Michelle recuperó su máscara de hierro al instante.
—Teylor, lleva a los niños adentro. Sol, rastrea el origen de esta entrega.
Janet, Norma, aseguren el perímetro. Nadie entra ni sale de esta calle sin que
yo lo autorice.
Karla se puso al lado de Michelle, ignorando el dolor de su brazo. La
suavidad del jardín había muerto.
—Él estuvo aquí, Mich. Estuvo aquí mismo.
Michelle la miró, esta vez directamente a los ojos, con una mezcla de furia
y protección.
—Esto se acaba ahora, Karla. No vamos a esperar a que ataque. Vamos a ir por
él con todo lo que tenemos.
Bajo la lluvia de Miami, las luces azules de los vehículos del equipo
especial de la DEA iluminaban la calle de Sol. Michelle no estaba para juegos;
su voz cortaba como el cristal.
—¡Muevan a los civiles! ¡Ahora! —ordenó Michelle, mientras supervisaba el
traslado de los padres de las chicas y otros familiares a una ubicación
protegida.
Se acercó a Sol, que sostenía a la pequeña Mía en brazos.
—Sol, toma lo esencial. Ropa para Mía, para ti y para Teylor. Nadie vuelve a
esta casa hasta que Jáuregui esté bajo tierra. Nos mudamos a "La
Fortaleza", la nueva casa de seguridad. Montaremos la oficina allí mismo.
No confío en nadie fuera de nosotros cinco.
Teylor, que estaba cargando unas maletas, sonrió de una manera que a
cualquiera le parecería encantadora, pero que ocultaba una intención oscura.
—Es una gran idea, Michelle. Estaremos más seguros todos juntos. —Teylor
pensaba para sí mismo: "Perfecto. Ahora tendré acceso directo a sus
movimientos las 24 horas para informar a mis clientes".

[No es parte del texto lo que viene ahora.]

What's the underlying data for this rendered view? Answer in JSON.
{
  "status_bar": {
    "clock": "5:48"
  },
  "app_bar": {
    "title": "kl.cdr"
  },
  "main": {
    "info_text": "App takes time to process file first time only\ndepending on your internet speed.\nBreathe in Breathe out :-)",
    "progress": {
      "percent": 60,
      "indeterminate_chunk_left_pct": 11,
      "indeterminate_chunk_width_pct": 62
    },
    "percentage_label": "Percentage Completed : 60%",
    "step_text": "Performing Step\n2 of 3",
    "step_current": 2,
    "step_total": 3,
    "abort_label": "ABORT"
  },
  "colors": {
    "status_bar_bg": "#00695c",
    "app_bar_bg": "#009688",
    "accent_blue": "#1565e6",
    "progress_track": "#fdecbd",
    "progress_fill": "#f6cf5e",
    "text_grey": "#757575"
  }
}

Mientras cargaban el equipo táctico en "La Bestia", Karla se acercó a Janet, que estaba tratando de disimular su nerviosismo
revisando el inventario de granadas de humo. Karla se inclinó y le susurró al
oído con una sonrisa pícara:
—Bueno, Jan... mira el lado bueno. En la nueva casa de seguridad vamos a
estar todos apretados. Vas a tener a tu "negra" (Norma) más cerca que
nunca. Ya no tendrás que esconderte tanto en los baños, ¿o sí?
Janet saltó como si le hubieran dado una descarga eléctrica. Sus mejillas
se pusieron rojas y soltó una risa nerviosa.
—¡Tú estás loca, García! —Janet le dio una nalgada rápida a su amiga y salió
corriendo hacia el camión mientras se reía—. ¡Enfócate mejor en recuperar a tu
capitana, que te mira como si fueras un fantasma!
Karla se quedó ahí, con una mueca de dolor pero riendo por lo bajo, hasta
que sintió la mirada gélida de Michelle desde el otro lado del coche. La
capitana le lanzó una "cara de muerte" que le borró la sonrisa al
instante.
La Fortaleza
Al llegar a la nueva ubicación —un búnker de lujo oculto bajo una villa en
los Cayos—, el grupo empezó a desempacar.
Sol se instaló en el centro de mando, pero algo la inquietaba.
Mientras Teylor ayudaba a acostar a Mía, Sol abrió una terminal privada.
—Chicas, vengan un momento —dijo Sol en voz baja, asegurándose de que Teylor
no escuchara—. He rastreado el código del álbum de fotos que nos enviaron. El
servidor que procesó la impresión de las fotos está vinculado a una cuenta de
gastos de... la firma de abogados de Teylor.
El silencio cayó sobre Michelle, Karla, Janet y Norma como una losa de
cemento.
Mientras Teylor se instalaba en la planta alta de "LabFortaleza", Michelle tomó una decisión arriesgada. Habían rastreado al mensajero que entregó la caja de Jáuregui hasta un club náutico abandonado.
—Janet, Norma, vayan por él. Traigan a ese tipo vivo. Necesito nombres—ordenó Michelle—. Karla y yo estaremos en "La Bestia" a dos calles por si necesitan cobertura. Sol, danos ojos desde arriba.
...
Janet y Norma se movieron como sombras entre los contenedores oxidados del muelle.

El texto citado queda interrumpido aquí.